The most important thing is to publish my students' work. We need to post on Twitter -- we've got almost 500 followers. We need to build our Instagram base because that's where we can reach more of our students, since they have accounts, and don't always pick up a magazine. We need to focus on not chewing gum while on camera for video announcements.
We have to meet the yearbook publisher's deadlines. The book must be delivered on time.
So, the thing that goes is grading. As long as I'm publishing student work, I feel justified that, sometimes, a group of students get full credit just for turning their work in.
I've given feedback, I've worked with writers, pushing them to include details in their articles, and we are publishing, publishing, publishing.
All that work is done during class, so the grading that would happen outside of class, sometimes, just. Goes. Away.
I have 144 pages of yearbook that I look through to make sure they are as good as they are going to get. And those 144 pages are seen my a thousand or more eyes.
A student's grade is seen my only a few.
There's only so much time in a day.
And, people, I need to eat and sleep.
A yearbook is not going to obstruct that.
A yearbook is a living, breathing thing.
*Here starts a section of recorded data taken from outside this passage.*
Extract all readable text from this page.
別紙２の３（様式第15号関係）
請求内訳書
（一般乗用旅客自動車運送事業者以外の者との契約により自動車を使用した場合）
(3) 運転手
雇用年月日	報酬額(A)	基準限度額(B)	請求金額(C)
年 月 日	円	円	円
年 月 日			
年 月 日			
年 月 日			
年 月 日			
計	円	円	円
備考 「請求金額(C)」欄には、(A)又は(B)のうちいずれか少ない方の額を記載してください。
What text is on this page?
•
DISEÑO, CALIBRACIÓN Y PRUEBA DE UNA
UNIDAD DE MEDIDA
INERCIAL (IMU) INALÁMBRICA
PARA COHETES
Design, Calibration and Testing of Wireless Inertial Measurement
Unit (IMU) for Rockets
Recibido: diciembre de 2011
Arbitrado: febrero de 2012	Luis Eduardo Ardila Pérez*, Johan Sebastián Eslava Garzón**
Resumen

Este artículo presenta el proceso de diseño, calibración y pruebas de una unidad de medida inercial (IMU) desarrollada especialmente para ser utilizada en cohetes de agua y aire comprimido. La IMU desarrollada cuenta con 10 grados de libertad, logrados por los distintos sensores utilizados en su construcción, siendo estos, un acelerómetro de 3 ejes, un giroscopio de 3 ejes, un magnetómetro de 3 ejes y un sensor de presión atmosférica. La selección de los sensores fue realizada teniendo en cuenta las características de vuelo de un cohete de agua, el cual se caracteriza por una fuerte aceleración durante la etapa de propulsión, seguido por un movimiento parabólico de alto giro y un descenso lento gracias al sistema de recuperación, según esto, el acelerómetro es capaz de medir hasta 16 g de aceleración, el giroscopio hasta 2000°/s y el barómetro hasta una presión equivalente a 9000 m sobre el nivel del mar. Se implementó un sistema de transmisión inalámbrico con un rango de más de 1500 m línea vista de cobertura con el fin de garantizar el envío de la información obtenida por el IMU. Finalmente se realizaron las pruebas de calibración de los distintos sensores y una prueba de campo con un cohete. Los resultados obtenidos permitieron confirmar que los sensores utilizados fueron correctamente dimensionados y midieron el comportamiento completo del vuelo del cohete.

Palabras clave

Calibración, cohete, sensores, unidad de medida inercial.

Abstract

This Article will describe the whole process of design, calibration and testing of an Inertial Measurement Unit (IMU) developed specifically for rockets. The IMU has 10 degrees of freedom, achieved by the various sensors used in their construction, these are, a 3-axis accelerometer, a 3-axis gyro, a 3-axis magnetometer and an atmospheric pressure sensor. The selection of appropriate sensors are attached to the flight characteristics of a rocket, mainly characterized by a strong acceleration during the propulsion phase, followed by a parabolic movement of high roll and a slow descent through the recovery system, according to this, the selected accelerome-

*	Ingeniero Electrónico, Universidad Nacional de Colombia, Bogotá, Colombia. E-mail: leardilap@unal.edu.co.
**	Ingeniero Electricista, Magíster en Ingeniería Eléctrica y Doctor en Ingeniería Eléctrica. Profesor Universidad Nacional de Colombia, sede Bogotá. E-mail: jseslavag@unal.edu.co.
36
It's almost like raising a creative child each year.
At the beginning of the year, there is conception. Ideas are thrown around, rough drafts are created, crayon and pencil shavings are flying, and hours are chiseled into the look and theme of the book.
Once the theme is chosen, it's time to feed the theme with stories, solid designs, photographs, blood, sweat and tears. Pages are completed. Pages are submitted. The book grows. The theme solidifies and matures.
There are arguments, it gets blemishes. It has mood swings. It gets lazy. We get mad at it. There are many times we look at it and beam with pride.
We teach the book to walk. Then run. And then, soon enough, the book is ready to leave the nest. We've done all that we can do. The book is complete.
And it lives forever.
A yearbook is incurable. It returns year after year, and regardless of all the things I've learned to make the process slicker, stronger, and better, it still ails me.
I will complain about the aches and pains it causes. There are sleepless nights. The headaches can almost feel like migraines.
There is no cure.
Luckily, this year, I trusted the process more than ever. I didn't stress out as much.
And the book was finished 10 days before final deadline.